I was self-willed, rebellious, proud, going my own way and would never in a hundred years have come to Jesus on my own, and God drew me: “No one can come to me [Jesus said] unless the Father who sent me draws him” (John 6:44).
I had no repentance in my heart, no sorrow for my sin or passion to change, but God graciously granted me repentance and led me to a knowledge of the truth (2 Timothy 2:25).
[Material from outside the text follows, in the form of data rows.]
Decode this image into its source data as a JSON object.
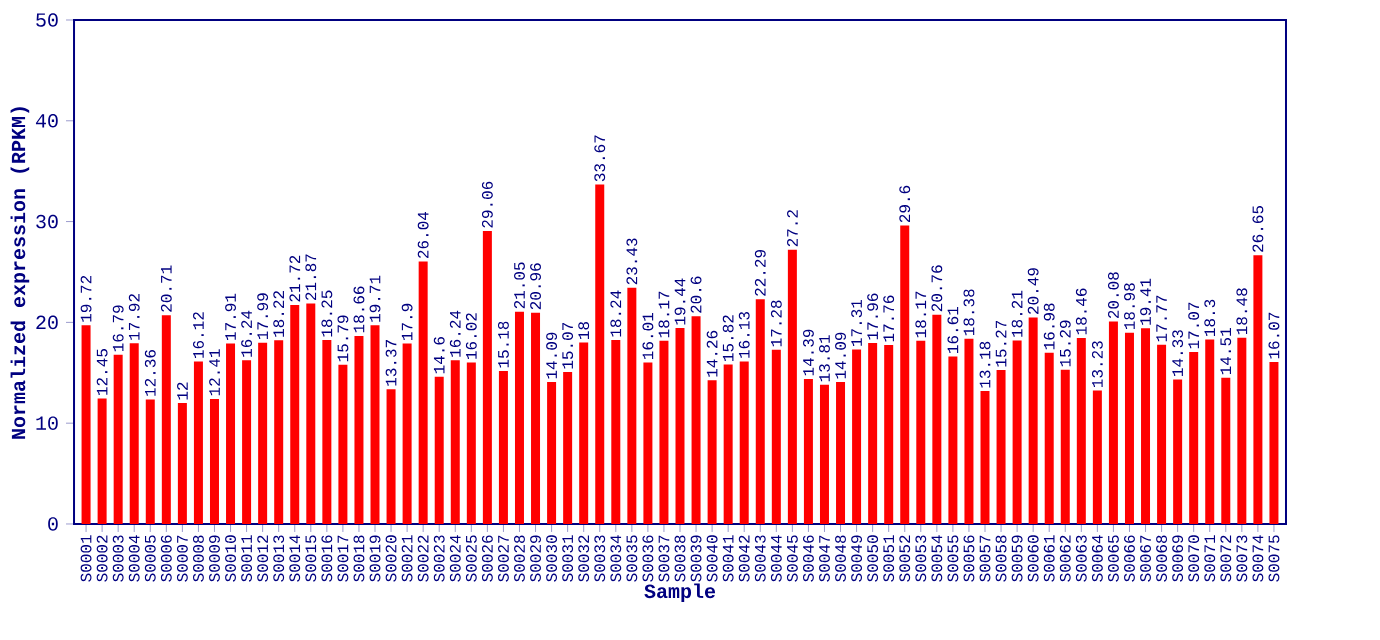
{
  "chart_data": {
    "type": "bar",
    "xlabel": "Sample",
    "ylabel": "Normalized expression (RPKM)",
    "categories": [
      "S0001",
      "S0002",
      "S0003",
      "S0004",
      "S0005",
      "S0006",
      "S0007",
      "S0008",
      "S0009",
      "S0010",
      "S0011",
      "S0012",
      "S0013",
      "S0014",
      "S0015",
      "S0016",
      "S0017",
      "S0018",
      "S0019",
      "S0020",
      "S0021",
      "S0022",
      "S0023",
      "S0024",
      "S0025",
      "S0026",
      "S0027",
      "S0028",
      "S0029",
      "S0030",
      "S0031",
      "S0032",
      "S0033",
      "S0034",
      "S0035",
      "S0036",
      "S0037",
      "S0038",
      "S0039",
      "S0040",
      "S0041",
      "S0042",
      "S0043",
      "S0044",
      "S0045",
      "S0046",
      "S0047",
      "S0048",
      "S0049",
      "S0050",
      "S0051",
      "S0052",
      "S0053",
      "S0054",
      "S0055",
      "S0056",
      "S0057",
      "S0058",
      "S0059",
      "S0060",
      "S0061",
      "S0062",
      "S0063",
      "S0064",
      "S0065",
      "S0066",
      "S0067",
      "S0068",
      "S0069",
      "S0070",
      "S0071",
      "S0072",
      "S0073",
      "S0074",
      "S0075"
    ],
    "values": [
      19.72,
      12.45,
      16.79,
      17.92,
      12.36,
      20.71,
      12,
      16.12,
      12.41,
      17.91,
      16.24,
      17.99,
      18.22,
      21.72,
      21.87,
      18.25,
      15.79,
      18.66,
      19.71,
      13.37,
      17.9,
      26.04,
      14.6,
      16.24,
      16.02,
      29.06,
      15.18,
      21.05,
      20.96,
      14.09,
      15.07,
      18,
      33.67,
      18.24,
      23.43,
      16.01,
      18.17,
      19.44,
      20.6,
      14.26,
      15.82,
      16.13,
      22.29,
      17.28,
      27.2,
      14.39,
      13.81,
      14.09,
      17.31,
      17.96,
      17.76,
      29.6,
      18.17,
      20.76,
      16.61,
      18.38,
      13.18,
      15.27,
      18.21,
      20.49,
      16.98,
      15.29,
      18.46,
      13.23,
      20.08,
      18.98,
      19.41,
      17.77,
      14.33,
      17.07,
      18.3,
      14.51,
      18.48,
      26.65,
      16.07
    ],
    "color": "#ff0000",
    "data_labels": true,
    "ylim": [
      0,
      50
    ],
    "yticks": [
      0,
      10,
      20,
      30,
      40,
      50
    ]
  }
}
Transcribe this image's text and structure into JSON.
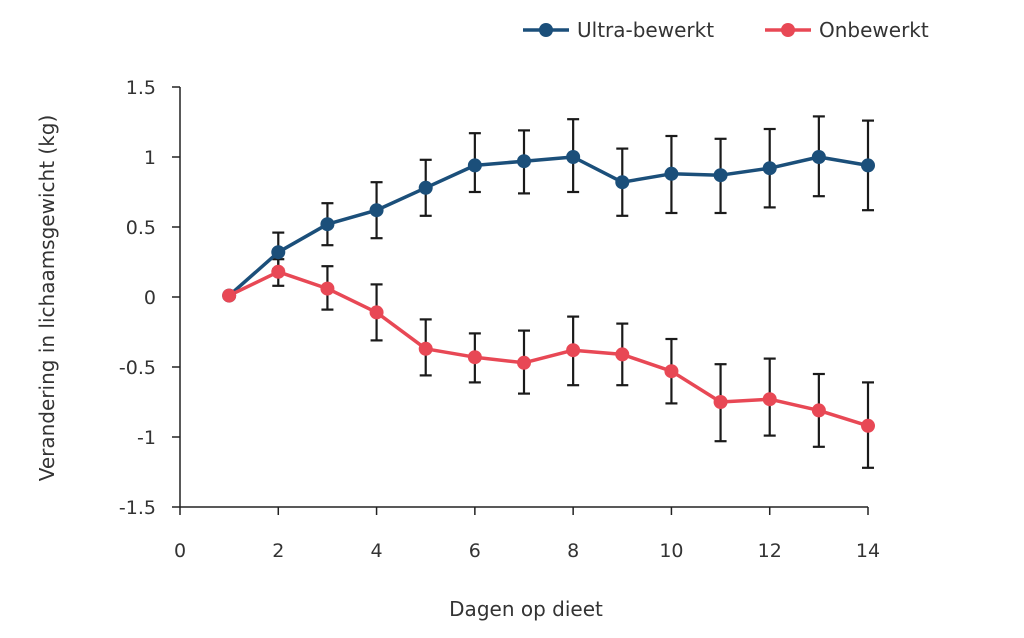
{
  "chart_data": {
    "type": "line",
    "xlabel": "Dagen op dieet",
    "ylabel": "Verandering in lichaamsgewicht  (kg)",
    "xlim": [
      0,
      14
    ],
    "ylim": [
      -1.5,
      1.5
    ],
    "x_ticks": [
      0,
      2,
      4,
      6,
      8,
      10,
      12,
      14
    ],
    "y_ticks": [
      1.5,
      1,
      0.5,
      0,
      -0.5,
      -1,
      -1.5
    ],
    "x_tick_labels": [
      "0",
      "2",
      "4",
      "6",
      "8",
      "10",
      "12",
      "14"
    ],
    "y_tick_labels": [
      "1.5",
      "1",
      "0.5",
      "0",
      "-0.5",
      "-1",
      "-1.5"
    ],
    "grid": false,
    "legend": "top-right",
    "x": [
      1,
      2,
      3,
      4,
      5,
      6,
      7,
      8,
      9,
      10,
      11,
      12,
      13,
      14
    ],
    "series": [
      {
        "name": "Ultra-bewerkt",
        "color": "#1b4f7a",
        "values": [
          0.01,
          0.32,
          0.52,
          0.62,
          0.78,
          0.94,
          0.97,
          1.0,
          0.82,
          0.88,
          0.87,
          0.92,
          1.0,
          0.94
        ],
        "error_upper": [
          null,
          0.46,
          0.67,
          0.82,
          0.98,
          1.17,
          1.19,
          1.27,
          1.06,
          1.15,
          1.13,
          1.2,
          1.29,
          1.26
        ],
        "error_lower": [
          null,
          0.2,
          0.37,
          0.42,
          0.58,
          0.75,
          0.74,
          0.75,
          0.58,
          0.6,
          0.6,
          0.64,
          0.72,
          0.62
        ]
      },
      {
        "name": "Onbewerkt",
        "color": "#e84855",
        "values": [
          0.01,
          0.18,
          0.06,
          -0.11,
          -0.37,
          -0.43,
          -0.47,
          -0.38,
          -0.41,
          -0.53,
          -0.75,
          -0.73,
          -0.81,
          -0.92
        ],
        "error_upper": [
          null,
          0.27,
          0.22,
          0.09,
          -0.16,
          -0.26,
          -0.24,
          -0.14,
          -0.19,
          -0.3,
          -0.48,
          -0.44,
          -0.55,
          -0.61
        ],
        "error_lower": [
          null,
          0.08,
          -0.09,
          -0.31,
          -0.56,
          -0.61,
          -0.69,
          -0.63,
          -0.63,
          -0.76,
          -1.03,
          -0.99,
          -1.07,
          -1.22
        ]
      }
    ]
  }
}
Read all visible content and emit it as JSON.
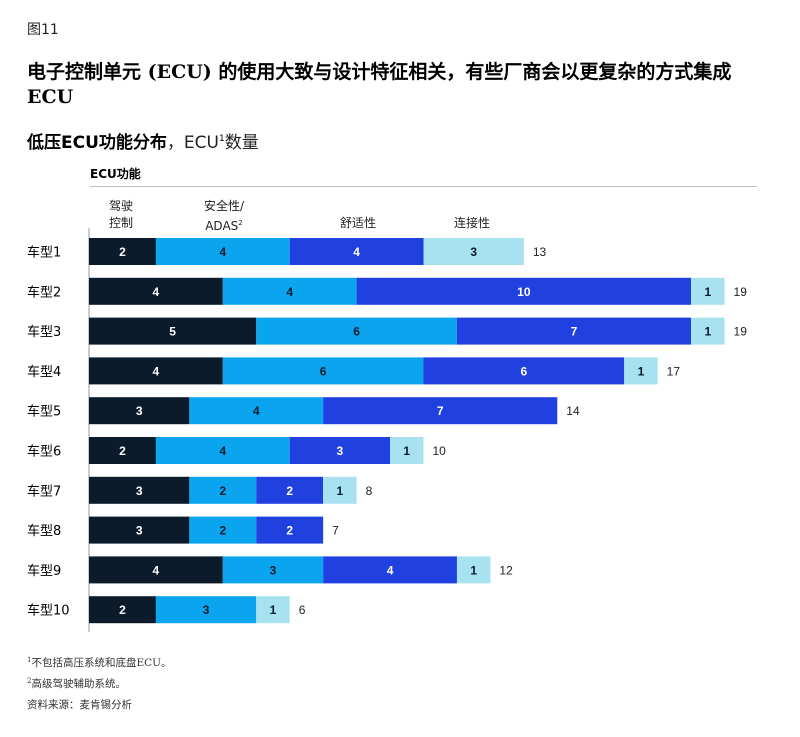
{
  "figure_label": "图11",
  "headline": "电子控制单元 (ECU) 的使用大致与设计特征相关，有些厂商会以更复杂的方式集成ECU",
  "subtitle": {
    "bold": "低压ECU功能分布",
    "plain": "，ECU",
    "sup": "1",
    "tail": "数量"
  },
  "legend_title": "ECU功能",
  "segment_headers": [
    {
      "line1": "驾驶",
      "line2": "控制",
      "sup": ""
    },
    {
      "line1": "安全性/",
      "line2": "ADAS",
      "sup": "2"
    },
    {
      "line1": "舒适性",
      "line2": "",
      "sup": ""
    },
    {
      "line1": "连接性",
      "line2": "",
      "sup": ""
    }
  ],
  "colors": {
    "driving_control": "#0b1b2c",
    "safety_adas": "#0aa5ee",
    "comfort": "#2040e0",
    "connectivity": "#a8e1f0",
    "axis": "#9a9a9a"
  },
  "chart_data": {
    "type": "bar",
    "orientation": "horizontal",
    "stacked": true,
    "categories": [
      "车型1",
      "车型2",
      "车型3",
      "车型4",
      "车型5",
      "车型6",
      "车型7",
      "车型8",
      "车型9",
      "车型10"
    ],
    "series": [
      {
        "name": "驾驶控制",
        "values": [
          2,
          4,
          5,
          4,
          3,
          2,
          3,
          3,
          4,
          2
        ]
      },
      {
        "name": "安全性/ADAS",
        "values": [
          4,
          4,
          6,
          6,
          4,
          4,
          2,
          2,
          3,
          3
        ]
      },
      {
        "name": "舒适性",
        "values": [
          4,
          10,
          7,
          6,
          7,
          3,
          2,
          2,
          4,
          0
        ]
      },
      {
        "name": "连接性",
        "values": [
          3,
          1,
          1,
          1,
          0,
          1,
          1,
          0,
          1,
          1
        ]
      }
    ],
    "totals": [
      13,
      19,
      19,
      17,
      14,
      10,
      8,
      7,
      12,
      6
    ],
    "xlim": [
      0,
      19
    ],
    "grid": false,
    "legend": "top"
  },
  "footnotes": {
    "note1_sup": "1",
    "note1": "不包括高压系统和底盘ECU。",
    "note2_sup": "2",
    "note2": "高级驾驶辅助系统。",
    "source": "资料来源：麦肯锡分析"
  }
}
I had no faith, no desire to look like a weakling and depend on another. But God, in his great mercy, granted me to believe (Philippians 1:29) and saved me by faith. But this was not my own doing it was the gift of God (Ephesians 2:8). I believed. It was my choice to believe. But my choice was the gift of God; the effect and not the cause of new birth. I was born, as John 1:13 says, “not of blood, nor of the will of the flesh, nor of the will of man, but of God.” And Peter says, “God, in his great mercy, caused us to be born again.”
God did it, lest we should ever boast and fail to bless the God and Father of our Lord Jesus Christ and proclaim the excellencies of the one who called us out of darkness into his marvelous light (1 Peter 2:9; 1 Corinthians 1:24; 2 Timothy 1:9).
Bless God with All Your Heart
So let us bless God this morning with all our hearts that he has caused us to be born into his family and given us living hope. Some of you are being drawn and wakened by the Spirit of God this morning. Do not resist.
Verse 23 says that we are “born again through the living and abiding word of God.” May God make my words live with life-awakening power in your lives. Come, believe, and bless the Lord with us for this great saving work of new birth.